Once upon a time, laser eye surgery was the stuff of imagination.
Even if you would willingly consider having someone attempt to correct your poor vision, could it ever be worth the risk?
With the advancements in technology since the procedure was first available in the UK back in 1989, and the costs coming down, more and more people are saying yes.
What is it?
The surgery usually involves re-shaping the cornea, a transparent layer that lives at the front of your eye. Various techniques are used to correct differing eye problems whether it’s long-sightedness, short-sightedness or astigmatism, which is blurred or distorted vision
Why do it?
If you’re sick and tired of wearing glasses (all that embarrassing steaming up when you walk into a warm room from being out in the cold) or can’t get on with the hassles of contact lenses (that’s if you’re not forever losing them), then laser eye surgery might be the way ahead. You usually have to be over the age of 21 to be considered for the treatment.
Not for everyone
While proponents will be able to wheel out endless stories of people’s lives being transformed for the better after corrective surgery, the procedure is simply not for everyone. The satisfaction you experience afterwards may be connected to whatever expectations you have in the first place. For instance, laser surgery can’t fully treat difficulties you have with close-up work (presbyopia) and although improvements will certainly be made, you may still need to wear glasses for certain tasks. To some people, this all sounds like a failure.

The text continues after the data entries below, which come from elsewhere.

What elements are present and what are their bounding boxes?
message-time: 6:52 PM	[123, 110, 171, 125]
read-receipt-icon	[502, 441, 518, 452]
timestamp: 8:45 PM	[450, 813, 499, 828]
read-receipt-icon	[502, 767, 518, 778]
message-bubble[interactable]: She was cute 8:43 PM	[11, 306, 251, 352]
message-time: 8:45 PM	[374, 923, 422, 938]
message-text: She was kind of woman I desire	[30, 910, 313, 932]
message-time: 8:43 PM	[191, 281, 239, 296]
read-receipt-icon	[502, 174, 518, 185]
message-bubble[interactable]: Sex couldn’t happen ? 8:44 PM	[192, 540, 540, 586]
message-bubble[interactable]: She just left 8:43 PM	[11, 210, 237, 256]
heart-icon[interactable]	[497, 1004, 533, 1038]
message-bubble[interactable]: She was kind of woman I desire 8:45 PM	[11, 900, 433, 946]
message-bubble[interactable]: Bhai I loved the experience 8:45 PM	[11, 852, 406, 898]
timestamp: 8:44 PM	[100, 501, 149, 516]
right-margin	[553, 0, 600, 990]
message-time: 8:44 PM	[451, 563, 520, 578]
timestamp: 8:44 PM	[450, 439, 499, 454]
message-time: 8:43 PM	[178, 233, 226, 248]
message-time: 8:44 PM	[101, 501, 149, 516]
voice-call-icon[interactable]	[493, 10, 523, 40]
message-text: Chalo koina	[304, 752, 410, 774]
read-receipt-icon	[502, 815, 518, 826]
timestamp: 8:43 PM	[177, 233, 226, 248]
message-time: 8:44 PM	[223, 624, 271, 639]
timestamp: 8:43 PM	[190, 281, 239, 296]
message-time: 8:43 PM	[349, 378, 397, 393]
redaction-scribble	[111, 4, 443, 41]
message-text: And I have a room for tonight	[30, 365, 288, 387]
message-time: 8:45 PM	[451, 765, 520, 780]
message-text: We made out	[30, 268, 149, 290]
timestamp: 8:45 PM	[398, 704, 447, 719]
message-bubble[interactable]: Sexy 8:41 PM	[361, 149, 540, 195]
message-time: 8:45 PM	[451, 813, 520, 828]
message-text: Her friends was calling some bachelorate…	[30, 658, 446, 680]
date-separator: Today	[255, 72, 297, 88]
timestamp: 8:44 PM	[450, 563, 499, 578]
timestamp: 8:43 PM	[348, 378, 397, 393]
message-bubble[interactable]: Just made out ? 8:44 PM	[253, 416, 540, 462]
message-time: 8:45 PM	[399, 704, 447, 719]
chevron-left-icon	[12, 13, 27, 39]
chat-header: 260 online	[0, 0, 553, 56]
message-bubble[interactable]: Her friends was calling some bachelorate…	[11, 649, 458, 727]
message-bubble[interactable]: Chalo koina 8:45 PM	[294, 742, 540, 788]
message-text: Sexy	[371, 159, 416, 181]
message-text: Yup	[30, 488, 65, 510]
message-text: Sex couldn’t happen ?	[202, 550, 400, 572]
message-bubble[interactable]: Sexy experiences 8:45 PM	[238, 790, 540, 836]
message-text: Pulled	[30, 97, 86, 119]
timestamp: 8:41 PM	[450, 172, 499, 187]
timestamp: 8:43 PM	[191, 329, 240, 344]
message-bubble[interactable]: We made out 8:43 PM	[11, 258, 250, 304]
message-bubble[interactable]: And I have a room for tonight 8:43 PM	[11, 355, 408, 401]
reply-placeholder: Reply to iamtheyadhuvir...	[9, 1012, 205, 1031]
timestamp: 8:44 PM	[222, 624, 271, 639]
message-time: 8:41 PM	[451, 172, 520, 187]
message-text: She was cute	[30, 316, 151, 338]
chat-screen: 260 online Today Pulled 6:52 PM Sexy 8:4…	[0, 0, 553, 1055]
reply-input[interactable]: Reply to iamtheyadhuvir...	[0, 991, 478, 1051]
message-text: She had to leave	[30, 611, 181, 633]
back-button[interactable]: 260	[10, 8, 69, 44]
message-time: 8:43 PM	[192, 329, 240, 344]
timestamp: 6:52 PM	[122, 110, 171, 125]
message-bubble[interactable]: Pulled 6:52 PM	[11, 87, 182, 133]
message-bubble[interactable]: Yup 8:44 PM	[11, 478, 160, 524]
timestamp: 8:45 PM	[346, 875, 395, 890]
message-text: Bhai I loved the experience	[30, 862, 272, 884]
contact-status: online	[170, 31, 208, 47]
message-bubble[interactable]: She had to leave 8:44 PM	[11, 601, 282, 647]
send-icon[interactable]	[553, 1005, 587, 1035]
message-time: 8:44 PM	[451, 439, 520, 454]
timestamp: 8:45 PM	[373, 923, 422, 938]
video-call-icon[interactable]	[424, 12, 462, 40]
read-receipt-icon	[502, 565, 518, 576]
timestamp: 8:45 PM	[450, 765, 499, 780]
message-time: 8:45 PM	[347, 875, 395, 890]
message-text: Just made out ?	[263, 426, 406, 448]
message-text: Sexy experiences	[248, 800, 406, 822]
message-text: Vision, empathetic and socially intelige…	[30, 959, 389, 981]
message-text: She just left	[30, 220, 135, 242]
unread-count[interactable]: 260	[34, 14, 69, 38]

Laser eye surgery has plenty in common with many delicate medical procedures: there are risks and side effects involved. Here, surgery may lead to infection which could result in further complications. Once you have the procedure, there really is no going back, though further treatments might be possible. There are also some types of laser eye surgery which could leave you with poor vision at night where you might experience halo effects around brighter lights.
Does eye surgery cost an arm and a leg?
As the treatment is considered non-essential, it’s very rarely available on the NHS. Costs vary, but the general price range is £1000-£1500 per eye. In the main, one eye will be done at a time as it reduces the prospects of cross-contamination should any problems arise. The Royal College of Ophthalmologists estimates that complications only occur in around 5% of cases.
If you’ve undergone laser eye surgery, how was it for you?